Joseph Daniel Schmidt, 29, was apprehended on Friday and faces charges of retaining national defense information and attempting to transmit national defense information. He is accused of trying to share defense-related data with China via email following his departure from the military.
Schmidt, who served in the 109th Military Intelligence Battalion from 2015 to 2020, had access to classified and top-secret information as part of his job. Following his military service, he is accused of sending emails to the Chinese consulate in Turkey, offering them information about U.S. defense.
According to court records, Schmidt purportedly introduced himself in the email, stating that he possessed a top-secret U.S. government security clearance and expertise in surveillance detection and spy operations.
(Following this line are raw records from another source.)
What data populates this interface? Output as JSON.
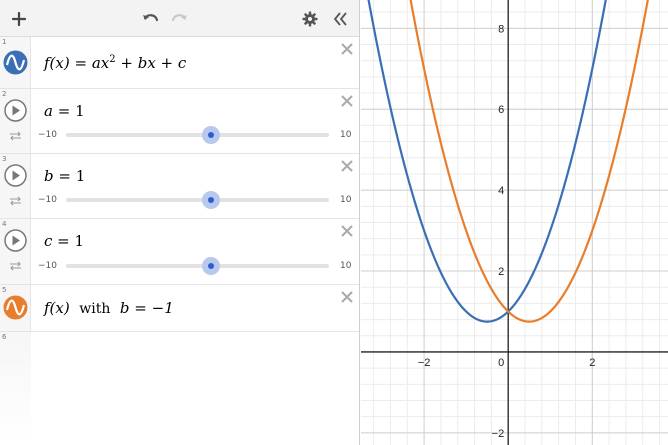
{
  "toolbar": {
    "add_icon": "plus-icon",
    "undo_icon": "undo-icon",
    "redo_icon": "redo-icon",
    "settings_icon": "gear-icon",
    "collapse_icon": "double-chevron-left-icon"
  },
  "expressions": [
    {
      "index": "1",
      "type": "function",
      "color": "#3a6eb5",
      "lhs": "f(x)",
      "rhs_prefix": "ax",
      "exponent": "2",
      "rhs_suffix": " + bx + c"
    },
    {
      "index": "2",
      "type": "slider",
      "var": "a",
      "value": "1",
      "min": "−10",
      "max": "10"
    },
    {
      "index": "3",
      "type": "slider",
      "var": "b",
      "value": "1",
      "min": "−10",
      "max": "10"
    },
    {
      "index": "4",
      "type": "slider",
      "var": "c",
      "value": "1",
      "min": "−10",
      "max": "10"
    },
    {
      "index": "5",
      "type": "function",
      "color": "#e87d2c",
      "lhs": "f(x)",
      "with_text": "with",
      "condition": "b = −1"
    },
    {
      "index": "6",
      "type": "empty"
    }
  ],
  "graph": {
    "x_tick_labels": [
      "−2",
      "0",
      "2"
    ],
    "y_tick_labels": [
      "8",
      "6",
      "4",
      "2",
      "−2"
    ],
    "x_ticks": [
      -2,
      0,
      2
    ],
    "y_ticks": [
      8,
      6,
      4,
      2,
      -2
    ],
    "xlim": [
      -3.5,
      3.8
    ],
    "ylim": [
      -2.3,
      8.7
    ],
    "grid": true,
    "curves": [
      {
        "name": "f(x)",
        "color": "#3a6eb5",
        "a": 1,
        "b": 1,
        "c": 1
      },
      {
        "name": "f(x) with b = −1",
        "color": "#e87d2c",
        "a": 1,
        "b": -1,
        "c": 1
      }
    ]
  }
}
Allegedly, he offered to share his knowledge with Chinese authorities and requested an in-person meeting.
Investigators reportedly recovered a Word document from Schmidt’s Apple iCloud account, titled “Important Information to Share with the Chinese Government,” which he allegedly wrote two days after the initial email. The U.S. Army later determined that this document contained sensitive material.
Former U.S. Army Sergeant, Joseph Daniel Schmidt, whose last duty post was Joint Base Lewis-McChord (JBLM) in western Washington was arrested today on an indictment charging him w trying to pass national defense info to China pic.twitter.com/TWykheCcof
— Lara Seligman (@laraseligman) October 6, 2023
Prosecutors allege that Schmidt traveled to Hong Kong shortly after his military service ended in 2020. During this visit, they suspect he retained a device that granted him access to U.S. military networks and subsequently provided it to Chinese authorities. Schmidt was apprehended during his attempt to board a flight from Hong Kong to San Francisco.
Acting U.S. Attorney Tessa M. Gorman of the Western District of Washington stated that Schmidt’s actions constituted alleged attempts to “betray our nation.”
Gorman said, “Members of our military take a sworn oath to defend our country and the Constitution. In that context, the alleged actions of this former military member are shocking – not only attempting to provide national defense information but also information that would assist a foreign adversary to gain access to Department of Defense secure computer networks. I commend the FBI for their diligent work to end his alleged efforts to betray our country.”
The 29-year-old from Washington State could potentially receive up to 10 years in prison for each count and a $250,000 fine if convicted. The U.S. Army Counterintelligence Command, in conjunction with the FBI, is conducting the investigation.